Steve (as 41oo) wrote:
"When the question comes up of whether we use the atomic bomb or not, my view is the the Air Force will not oppose the use of the bomb, and they will deliver it effectively in the Commander in Chief decide to use it. But it is not necessary to use it in order to conquer the Japanese without the necessity of a land invasion."
Arnold, quoted by Eaker.


That was certainly not the view presented by the intelligence available to the White House at the time.
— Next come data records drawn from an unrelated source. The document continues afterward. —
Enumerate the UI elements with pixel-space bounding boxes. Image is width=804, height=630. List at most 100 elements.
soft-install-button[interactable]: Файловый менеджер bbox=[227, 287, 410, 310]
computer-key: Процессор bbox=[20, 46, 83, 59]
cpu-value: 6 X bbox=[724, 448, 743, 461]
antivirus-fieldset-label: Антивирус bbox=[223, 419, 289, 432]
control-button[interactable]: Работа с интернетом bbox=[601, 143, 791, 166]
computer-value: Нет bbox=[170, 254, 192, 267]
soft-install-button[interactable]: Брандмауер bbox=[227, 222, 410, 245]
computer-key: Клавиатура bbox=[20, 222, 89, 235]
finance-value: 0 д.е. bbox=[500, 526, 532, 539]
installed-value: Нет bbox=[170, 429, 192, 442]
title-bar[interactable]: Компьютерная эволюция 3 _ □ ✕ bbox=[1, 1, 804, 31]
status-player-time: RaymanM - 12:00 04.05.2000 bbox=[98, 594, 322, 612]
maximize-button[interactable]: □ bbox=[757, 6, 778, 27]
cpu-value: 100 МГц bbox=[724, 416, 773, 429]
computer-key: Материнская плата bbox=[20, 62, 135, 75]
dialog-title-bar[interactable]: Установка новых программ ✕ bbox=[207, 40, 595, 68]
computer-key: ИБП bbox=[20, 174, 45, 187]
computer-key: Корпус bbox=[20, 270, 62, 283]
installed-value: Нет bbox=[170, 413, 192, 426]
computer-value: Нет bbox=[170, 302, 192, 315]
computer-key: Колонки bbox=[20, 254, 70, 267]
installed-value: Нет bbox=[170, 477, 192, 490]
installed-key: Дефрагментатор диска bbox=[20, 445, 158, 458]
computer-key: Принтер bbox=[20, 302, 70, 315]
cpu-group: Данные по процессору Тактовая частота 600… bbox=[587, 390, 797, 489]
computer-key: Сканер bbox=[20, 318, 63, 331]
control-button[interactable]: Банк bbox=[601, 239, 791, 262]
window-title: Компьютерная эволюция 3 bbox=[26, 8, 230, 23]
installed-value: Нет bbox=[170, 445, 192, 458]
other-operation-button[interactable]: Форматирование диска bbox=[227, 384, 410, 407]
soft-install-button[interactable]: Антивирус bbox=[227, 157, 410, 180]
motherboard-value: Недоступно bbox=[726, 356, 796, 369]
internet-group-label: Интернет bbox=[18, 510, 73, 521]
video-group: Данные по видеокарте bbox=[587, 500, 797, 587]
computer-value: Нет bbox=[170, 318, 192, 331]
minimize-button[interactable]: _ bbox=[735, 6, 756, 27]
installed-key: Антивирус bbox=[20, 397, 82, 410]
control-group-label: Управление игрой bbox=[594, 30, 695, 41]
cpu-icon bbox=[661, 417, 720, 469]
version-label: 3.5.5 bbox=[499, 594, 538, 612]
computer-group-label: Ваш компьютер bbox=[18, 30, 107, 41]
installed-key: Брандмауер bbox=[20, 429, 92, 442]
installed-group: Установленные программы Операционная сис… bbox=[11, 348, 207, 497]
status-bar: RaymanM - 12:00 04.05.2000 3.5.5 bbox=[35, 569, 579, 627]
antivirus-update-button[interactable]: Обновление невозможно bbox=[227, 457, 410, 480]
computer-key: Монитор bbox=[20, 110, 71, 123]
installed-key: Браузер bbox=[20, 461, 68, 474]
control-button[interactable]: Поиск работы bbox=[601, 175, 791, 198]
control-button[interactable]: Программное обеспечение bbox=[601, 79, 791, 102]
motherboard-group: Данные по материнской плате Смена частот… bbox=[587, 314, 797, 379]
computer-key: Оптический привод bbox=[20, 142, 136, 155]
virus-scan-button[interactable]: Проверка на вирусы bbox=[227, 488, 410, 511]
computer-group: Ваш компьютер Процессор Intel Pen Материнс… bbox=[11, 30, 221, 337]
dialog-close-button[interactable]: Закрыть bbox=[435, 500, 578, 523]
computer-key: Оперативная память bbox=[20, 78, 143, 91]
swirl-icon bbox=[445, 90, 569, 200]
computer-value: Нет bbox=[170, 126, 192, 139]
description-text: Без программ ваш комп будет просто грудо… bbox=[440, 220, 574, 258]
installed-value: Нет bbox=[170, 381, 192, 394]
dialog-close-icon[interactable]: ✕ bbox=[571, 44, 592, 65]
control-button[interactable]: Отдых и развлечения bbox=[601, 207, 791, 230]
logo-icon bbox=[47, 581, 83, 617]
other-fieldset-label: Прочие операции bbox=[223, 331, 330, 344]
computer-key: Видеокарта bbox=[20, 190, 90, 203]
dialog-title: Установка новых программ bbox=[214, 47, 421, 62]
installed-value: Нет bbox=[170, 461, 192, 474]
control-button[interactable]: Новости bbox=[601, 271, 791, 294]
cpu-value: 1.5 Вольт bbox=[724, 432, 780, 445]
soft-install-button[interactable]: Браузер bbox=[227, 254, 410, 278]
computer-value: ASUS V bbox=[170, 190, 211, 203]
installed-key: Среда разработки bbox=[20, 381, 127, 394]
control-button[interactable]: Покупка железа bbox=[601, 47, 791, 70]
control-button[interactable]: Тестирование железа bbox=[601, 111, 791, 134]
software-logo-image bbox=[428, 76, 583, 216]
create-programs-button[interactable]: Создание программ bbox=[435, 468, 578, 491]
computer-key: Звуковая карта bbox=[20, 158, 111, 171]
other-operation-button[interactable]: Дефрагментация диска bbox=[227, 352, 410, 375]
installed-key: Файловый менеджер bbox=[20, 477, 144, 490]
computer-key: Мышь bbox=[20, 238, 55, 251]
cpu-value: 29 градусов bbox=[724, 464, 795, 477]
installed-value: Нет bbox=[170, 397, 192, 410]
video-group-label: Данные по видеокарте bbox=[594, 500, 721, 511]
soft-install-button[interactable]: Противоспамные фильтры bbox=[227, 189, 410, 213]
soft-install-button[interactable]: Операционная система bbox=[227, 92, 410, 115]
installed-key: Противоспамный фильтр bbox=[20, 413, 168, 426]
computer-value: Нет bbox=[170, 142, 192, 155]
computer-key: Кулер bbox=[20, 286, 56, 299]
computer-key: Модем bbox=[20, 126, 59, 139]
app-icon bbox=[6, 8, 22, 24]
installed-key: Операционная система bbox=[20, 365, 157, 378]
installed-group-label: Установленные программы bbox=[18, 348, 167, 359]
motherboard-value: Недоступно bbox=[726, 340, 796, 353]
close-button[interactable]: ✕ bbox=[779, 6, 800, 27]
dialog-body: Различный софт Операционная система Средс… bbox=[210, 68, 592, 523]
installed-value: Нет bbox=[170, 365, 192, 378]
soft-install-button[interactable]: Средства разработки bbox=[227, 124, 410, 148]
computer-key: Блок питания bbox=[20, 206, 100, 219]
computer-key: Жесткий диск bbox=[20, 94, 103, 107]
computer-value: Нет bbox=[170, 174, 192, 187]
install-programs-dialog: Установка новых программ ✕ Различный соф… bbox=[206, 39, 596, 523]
Truman had no idea what it would take to make the Japanese accept Potsdam. For all he knew, they might hold out through three A-bombs, Soviet entry into the war, and a blockade killing 10 million civilians. It was possible that an invasion might be necessary even after all those blows. On the other hand, only one of those blows might make them surrender. All Truman could do was try to hit Japan with those blows and hope that Japan broke before invasion time.



Steve (as 41oo) wrote:
"I voiced to him (Secretary of War Stimpson) my grave misgivings, first on the basis of my belief that Japan was already defeated and that dropping the bomb was completely unnecessary, and secondly because I thought that our country should avoid shocking world opinion by the use of a weapon whose employment was, I thought, no longer mandatory as a measure to save American lives. It was my belief that Japan was at that very moment seeking some way to surrender with a minimum loss of 'face'........It wasn't necessary to hit them with that awful thing"
General Dwight D. Eisenhower.


And while Stimson duly recorded all dissent from various officials, he somehow missed recording this supposed dissent from Ike.

Ike's earlier recollections of this event also forgot to mention this vigorous dissent, and these earlier recollections were completely at odds with this later story Ike came up with.



Steve (as 41oo) wrote:
Interesting what people who were there were saying. I don't blame Truman for cultivating the myth that the A bombs saved lives by ending the war. After all he was a politician, with an eye to his place in history. I think the "official" history of the atom bombings should be viewed in that light.


He didn't really "cultivate" anything. It was a common belief at the time.

It was only later that historians figured out that Japan would have accepted our terms as soon as their Soviet mediation gambit fell through.